BOSTON -- The Bruins didn't have their two-best defensemen for Game 4 of their first-round series against the Hurricanes, and yet it didn't matter.
Without Charlie McAvoy and Hampus Lindholm, the Bruins overcame 1-0 and 2-1 deficits to beat the Hurricanes 5-2 in Sunday afternoon's Game 4 at TD Garden and even the series at two wins apiece.
Special teams again played a key factor in the outcome, with Boston scoring twice on the power play and going 5-for-5 on the penalty kill. Bruins rookie goalie Jeremy Swayman gave another strong performance in net, making 23 saves on 35 shots to earn his second career postseason win.
The Bruins will try to take a 3-2 series lead in the pivotal Game 5 in Carolina on Tuesday night. But first, let's look at three takeaways from the Boston's Game 4 victory.
1) Reuniting top line has paid huge dividends
The Bruins broke up their first line of Brad Marchand, Patrice Bergeron and David Pastrnak in early January and the change sparked a huge turnaround for the team. Pastrnak instantly clicked with Taylor Hall and Erik Haula on the second line, giving Boston two lines capable of giving opponents problems. The B's finished the regular season with the second-best record since Jan. 1.
The Bruins kept those lines together entering Round 1, but after scoring zero even-strength goals entering the third period of Game 2, head coach Bruce Cassidy reunited Pastrnak with Bergeron and Marchand. The move has paid off in a massive way with Marchand scoring three times (once on the power play), Bergeron scoring once and Pastrnak scoring twice (once on the power play) over the last two games.
These three showed off their impressive on-ice chemistry with a perfectly executed play off a faceoff that Pastrnak finished to give Boston a 4-2 advantage in the third period.
This top line didn't just score on the power play. The trio excelled at even strength, too, with the B's earning a 7-1 edge in shot attempts, a 4-1 lead in shots on net, a 3-0 advantage in scoring chances and a 2-0 goal differential in the 6:40 of 5-on-5 ice time the Bergeron line played.
Here's a quick recap of the top line's performance Sunday afternoon:
- David Pastrnak: 1 goal, 1 assist, 6 SOG
- Patrice Bergeron: 1 goal, 2 assists, 5 SOG, 19-for-27 (70.4 percent) on faceoffs
- Brad Marchand: 2 goal, 3 assists, 5 SOG
The Marchand-Bergeron-Pastrnak line has been arguably the NHL's best over the last three years. You can bet the Bruins won't break them up again for the rest of the postseason unless circumstances force them to.

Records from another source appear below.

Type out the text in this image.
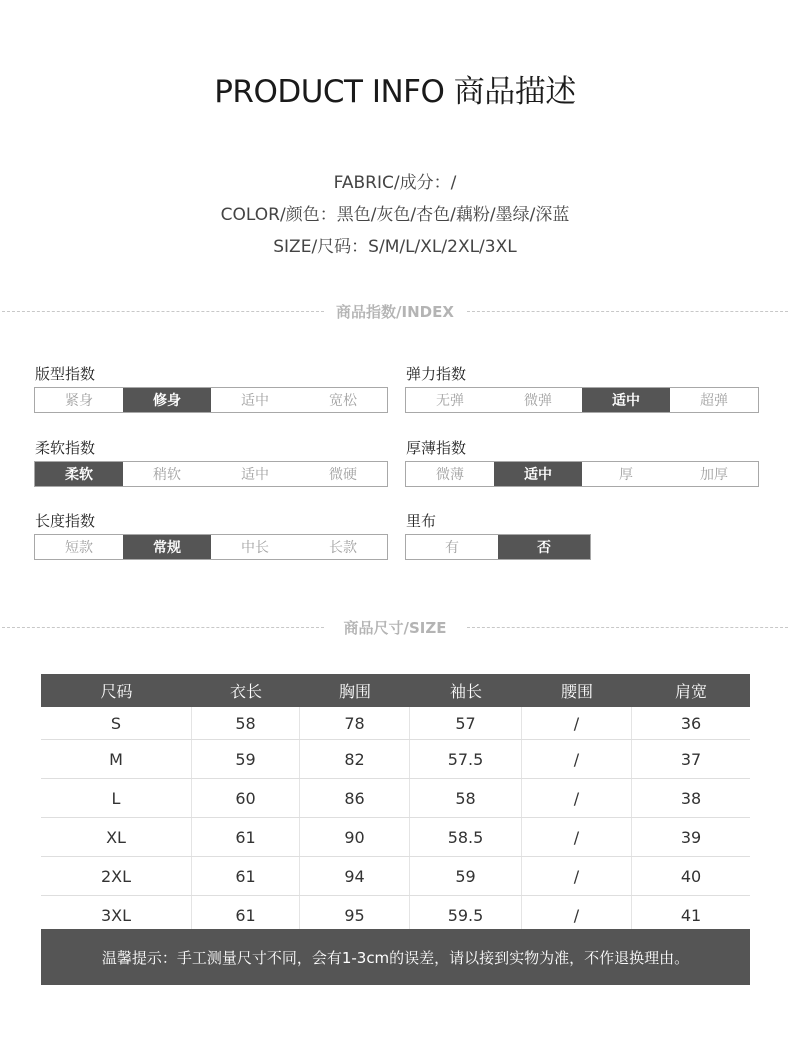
PRODUCT INFO 商品描述
FABRIC/成分：/
COLOR/颜色：黑色/灰色/杏色/藕粉/墨绿/深蓝
SIZE/尺码：S/M/L/XL/2XL/3XL
商品指数/INDEX
版型指数
紧身	修身	适中	宽松
弹力指数
无弹	微弹	适中	超弹
柔软指数
柔软	稍软	适中	微硬
厚薄指数
微薄	适中	厚	加厚
长度指数
短款	常规	中长	长款
里布
有	否
商品尺寸/SIZE
尺码	衣长	胸围	袖长	腰围	肩宽
S	58	78	57	/	36
M	59	82	57.5	/	37
L	60	86	58	/	38
XL	61	90	58.5	/	39
2XL	61	94	59	/	40
3XL	61	95	59.5	/	41
温馨提示：手工测量尺寸不同，会有1-3cm的误差，请以接到实物为准，不作退换理由。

2) Bruins take advantage of undisciplined 'Canes
The Bruins had an enormous amount of power-play ice time and they took advantage, scoring twice on nine opportunities. They also had over two minutes of 5-on-3 power-play time.
Boston's first power-play goal came in the second period when Jake DeBrusk drove to the net and pounced on a loose puck in the crease. Carolina challenged the play for goalie interference but lost, giving the B's another power play.
The Bruins took their first lead of the game when Marchand fired a shot past Hurricanes goalie Antti Raanta on a third-period power play.
The Hurricanes owned the league's No. 1 penalty kill with an 88 percent success rate during the regular season, but that unit has failed them in the last three games. Boston has now scored five times on the power play over the last eight periods dating back to Game 2, including two goals apiece in Game 3 and Game 4.
The 'Canes were penalized 14 times in these two games at TD Garden. They won't win this series with that lack of discipline, especially with the Bruins' power play now firing on all cylinders and loaded with confidence.
3) B's penalty kill steps up again
The Bruins showed great improvement on the penalty kill in Game 3 and that success carried over to Game 4. Boston's PK was busy early, having to defend three Hurricanes power plays in the first period alone, but the unit killed each penalty and allowed only one scoring chance.
Overall, the Bruins penalty kill did a tremendous job blocking shots, getting sticks in passing lanes and making it difficult for the 'Canes to enter the attacking zone at the blue line. Boston allowed just three scoring chances and one shot on net in 4:44 of shorthanded time.
Special teams have played a major factor in this series, and the Bruins' dominance in this area is the primary reason why they tied the series in Boston.